Ryan’s Diesel is a small shop: John, one other guy around his age, and two older guys including Ryan, the owner, and a co-worker named David. The size is part of what makes it work. 

“The people, they don’t mind stopping what they’re doing and coming over to help me,” John said. “If I don’t feel comfortable doing something, or if I don’t know what I’m doing, I don’t have any risk of breaking something. They’ll come show me how to do it, and then let me try it.” 

Zach Holtzclaw, his automotive instructor at Empower College and Career Center, also gave him a foundation he still draws on. 

“He taught me a lot of the tips and tricks that I use,” John said. “He taught me a lot of the quick ways to just think about it and figure out how things work.” 

Ryan has also talked with John about his path forward, working his way up through pay rates as he takes on more complex jobs. 

Business, for what it’s worth, is not a problem. “We are not short on work at all,” John said. 

Earning Now, Certifying Later 

HireSmart Cares, a nonprofit serving Madison and Jackson County youth, supported John through its Foot Forward program with a work boot voucher as he stepped into his career. The organization backs young people who go directly from high school into the workforce, with the belief that a meaningful career doesn’t have to begin with college debt. 

John’s plan fits that mold, mostly. He’s earning now and thinking about certifications later, once he has some money saved. 

“That’d be later on, maybe 19 or 20, around that, when I have some money in my back pocket and can actually afford to do that,” he said.  

He’s thinking ASE certifications, metal fabrication, heavy equipment, hydraulics and pneumatics. When the time comes, he’s looking at Lanier Tech or Athens Tech to get there. 

What He’d Tell a Kid Coming Up 

His advice is practical. 

“Stick to it,” he said. “Find somebody in your family, a family friend, one of the people around you that you can talk to, and see if they’ll let you come help out, even if it’s just on weekends. Get up there, get the knowledge, start knowing it. The more you know, the better off you’ll be when you get old enough to actually join the field.” 

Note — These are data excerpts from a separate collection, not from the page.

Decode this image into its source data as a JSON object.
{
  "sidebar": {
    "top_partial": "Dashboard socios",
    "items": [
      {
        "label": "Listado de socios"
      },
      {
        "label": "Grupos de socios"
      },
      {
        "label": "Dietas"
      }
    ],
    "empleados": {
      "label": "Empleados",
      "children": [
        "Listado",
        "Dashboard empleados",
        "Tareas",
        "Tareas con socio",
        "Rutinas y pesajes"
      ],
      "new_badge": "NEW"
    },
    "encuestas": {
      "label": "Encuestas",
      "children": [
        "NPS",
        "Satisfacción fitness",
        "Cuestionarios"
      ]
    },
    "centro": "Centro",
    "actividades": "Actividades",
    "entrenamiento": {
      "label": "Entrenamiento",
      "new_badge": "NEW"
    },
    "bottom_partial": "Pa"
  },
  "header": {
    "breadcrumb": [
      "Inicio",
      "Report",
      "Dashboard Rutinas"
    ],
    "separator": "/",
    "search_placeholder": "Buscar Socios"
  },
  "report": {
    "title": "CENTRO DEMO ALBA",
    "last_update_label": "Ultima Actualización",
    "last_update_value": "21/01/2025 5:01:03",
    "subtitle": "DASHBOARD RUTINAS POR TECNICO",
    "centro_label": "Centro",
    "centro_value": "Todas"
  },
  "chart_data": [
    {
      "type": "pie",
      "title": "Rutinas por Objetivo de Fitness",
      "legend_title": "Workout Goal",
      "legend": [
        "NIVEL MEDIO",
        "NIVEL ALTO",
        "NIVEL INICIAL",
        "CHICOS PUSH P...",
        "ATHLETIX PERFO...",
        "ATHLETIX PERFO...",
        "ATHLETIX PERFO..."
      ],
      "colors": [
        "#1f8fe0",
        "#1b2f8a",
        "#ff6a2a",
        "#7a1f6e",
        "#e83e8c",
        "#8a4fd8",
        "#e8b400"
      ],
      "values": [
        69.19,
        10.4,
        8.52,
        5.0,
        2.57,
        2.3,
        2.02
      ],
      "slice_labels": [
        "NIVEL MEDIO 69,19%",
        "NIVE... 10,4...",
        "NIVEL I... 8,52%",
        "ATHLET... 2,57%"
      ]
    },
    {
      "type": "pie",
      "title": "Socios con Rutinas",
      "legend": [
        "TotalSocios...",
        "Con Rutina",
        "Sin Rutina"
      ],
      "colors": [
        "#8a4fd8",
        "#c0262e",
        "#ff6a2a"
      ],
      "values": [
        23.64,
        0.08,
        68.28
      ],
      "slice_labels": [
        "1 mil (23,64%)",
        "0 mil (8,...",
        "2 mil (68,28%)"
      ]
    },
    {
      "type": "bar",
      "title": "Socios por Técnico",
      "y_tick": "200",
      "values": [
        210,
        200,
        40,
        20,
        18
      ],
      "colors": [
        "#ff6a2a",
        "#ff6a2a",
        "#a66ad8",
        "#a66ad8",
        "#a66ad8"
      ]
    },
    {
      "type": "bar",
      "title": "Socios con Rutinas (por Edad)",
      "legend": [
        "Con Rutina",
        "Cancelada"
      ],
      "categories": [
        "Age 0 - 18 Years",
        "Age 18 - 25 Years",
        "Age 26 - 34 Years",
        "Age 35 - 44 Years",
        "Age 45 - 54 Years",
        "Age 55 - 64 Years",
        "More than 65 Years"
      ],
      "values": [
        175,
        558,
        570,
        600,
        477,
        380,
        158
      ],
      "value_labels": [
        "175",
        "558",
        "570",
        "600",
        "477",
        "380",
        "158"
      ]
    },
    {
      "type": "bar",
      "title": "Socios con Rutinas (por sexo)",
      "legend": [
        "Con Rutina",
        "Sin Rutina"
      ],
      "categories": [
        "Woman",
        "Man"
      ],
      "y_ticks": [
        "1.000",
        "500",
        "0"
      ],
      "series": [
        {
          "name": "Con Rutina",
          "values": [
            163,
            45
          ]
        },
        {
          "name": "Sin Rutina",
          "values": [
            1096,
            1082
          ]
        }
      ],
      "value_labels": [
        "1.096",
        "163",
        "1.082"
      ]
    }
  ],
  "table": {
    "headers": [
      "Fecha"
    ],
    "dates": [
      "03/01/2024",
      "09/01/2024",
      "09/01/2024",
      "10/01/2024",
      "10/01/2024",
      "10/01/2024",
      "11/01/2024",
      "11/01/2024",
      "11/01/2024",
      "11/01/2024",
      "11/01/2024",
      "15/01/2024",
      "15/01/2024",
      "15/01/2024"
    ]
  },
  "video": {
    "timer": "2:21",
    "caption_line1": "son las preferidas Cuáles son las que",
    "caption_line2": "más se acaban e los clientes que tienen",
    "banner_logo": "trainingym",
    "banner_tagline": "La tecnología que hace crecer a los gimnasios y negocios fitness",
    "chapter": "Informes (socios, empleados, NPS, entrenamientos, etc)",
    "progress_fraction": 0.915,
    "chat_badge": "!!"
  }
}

The Picture He Has in Mind 

John has a picture of his future in mind.  

“I want a nice house to keep my family safe — spacious, but not too big,” he said. “Bigger house, more cleaning. Have my bills on auto pay, and have me a little shop out back, that way I can tinker on stuff.” 

He wants his own shop someday too. For now, the shift ends, he goes home, and tomorrow he goes back. 

He grew up watching his dad work. Now he’s doing it himself.